Driven by the overall economic recovery in China, the sub-index for business activities of leasing and business services returned to the expansion zone for the first time since the outbreak of the epidemic, Zhao noted.

Enterprises demonstrated a stable level of confidence for growth, as Monday's data showed that the business expectation reading remained flat with that of the previous month at 61.3. Sub-indices for industries including rail transportation, air transportation, accommodations and internet software were above 65.

Meanwhile, the sub-index for activities in the construction sector dropped 0.3 points to 60.2 percent, down from a relatively high expansion level.

Transportation and telecommunications sectors saw a faster recovery in their business volume, with the sub-indexes standing above 60 for the fourth consecutive month, NBS data showed

This month, demand continued to recover, foreign trade policy took effect, new growth driver development accelerated, the market gradually picked up, and business expectations improved, said Zhao.

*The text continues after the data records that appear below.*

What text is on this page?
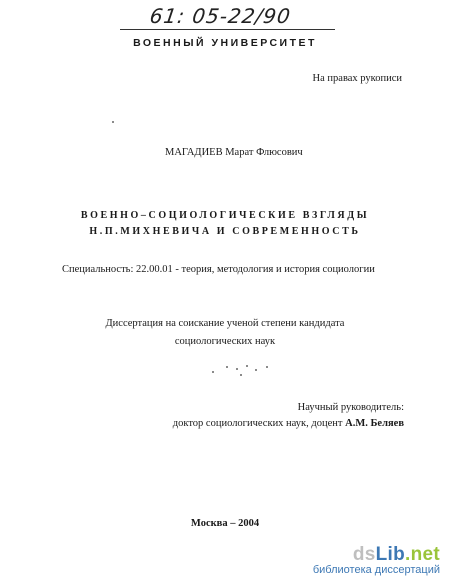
61: 05-22/90
ВОЕННЫЙ УНИВЕРСИТЕТ
На правах рукописи
МАГАДИЕВ Марат Флюсович
ВОЕННО–СОЦИОЛОГИЧЕСКИЕ ВЗГЛЯДЫ
Н.П.МИХНЕВИЧА И СОВРЕМЕННОСТЬ
Специальность: 22.00.01 - теория, методология и история социологии
Диссертация на соискание ученой степени кандидата
социологических наук
Научный руководитель:
доктор социологических наук, доцент А.М. Беляев
Москва – 2004
dsLib.net
библиотека диссертаций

Despite the positive signs, the PMI for small businesses went down 0.9 points to 47.7. 

"Many small firms reported problems of insufficient demand and financial stress," said Zhao. "They were still faced with hardships in production and operation."

Wen Bin, chief analyst at the China Minsheng Bank, said more efforts should be made to step up support for key areas and weak links, provide more targeted and inclusive policies for small and micro businesses, reduce burdens of enterprises, and increase income of residents to enhance consumption capacity and willingness to spend.

Other key indicators including consumption, jobs and foreign trade continued to warm up in recent months, and the revival is expected to extend through the rest of the year amid efforts to buoy domestic demand.

Following a stronger-than-expected Q2 rebound in GDP, Global credit rating agency Moody has raised its growth forecast for the Chinese economy this year to 1.9 percent from 1 percent earlier.